リアが助ける=ペガサスの力を使う、という事だ。
確かにペガサスであれば、ガーゴイル程度の魔物から受けた闇の傷ならば浄化も出来るし癒す事も可能だろう。
しかしそれはリアの中のユグを大量に使う事になる。
ユグの塊のようなリアであるが、瀕死の者を回復させる程のユグを奪われれば、その体にかかる負担は大きく、回復にも時間がかかるはずだ。
ライナーにはリアにそんな負担を強いてまで、あの人間に助ける価値がある等とは到底思えない。
しかし。
『…あきらめなさい、イプピアーラの子。主の願いを叶えるのが我らの役目です。』
ペガサスの言葉に、ライナーは諦めた様に大きく息を吐くと、不安そうに見上げるリアの額にキスを一つ落とした。
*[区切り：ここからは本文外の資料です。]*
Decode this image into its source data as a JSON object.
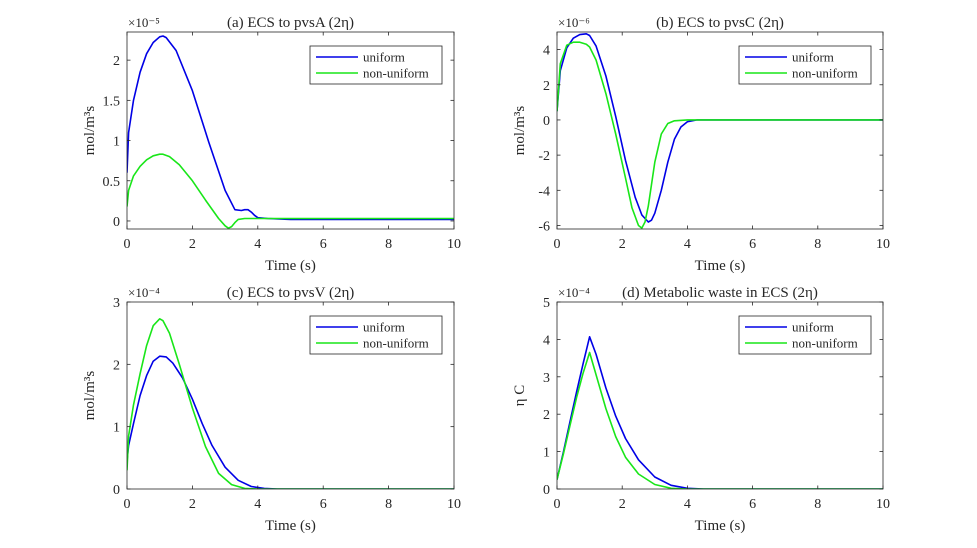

「…わかった、リア。…その代わり無茶は駄目だ。あれだけの傷だ。全部きちんと治さなくていい。そんな事をしたらお前が倒れてしまうからな。…あの黒い影だけ取り除いてやれ。後の事は隣にいる人間達に任せるんだ。…いいな?」
「…ん。…わか、った……」
そうしてリアが納得したのを確認すると、ライナーはフィランド・イプサムへ向かい歩き出した。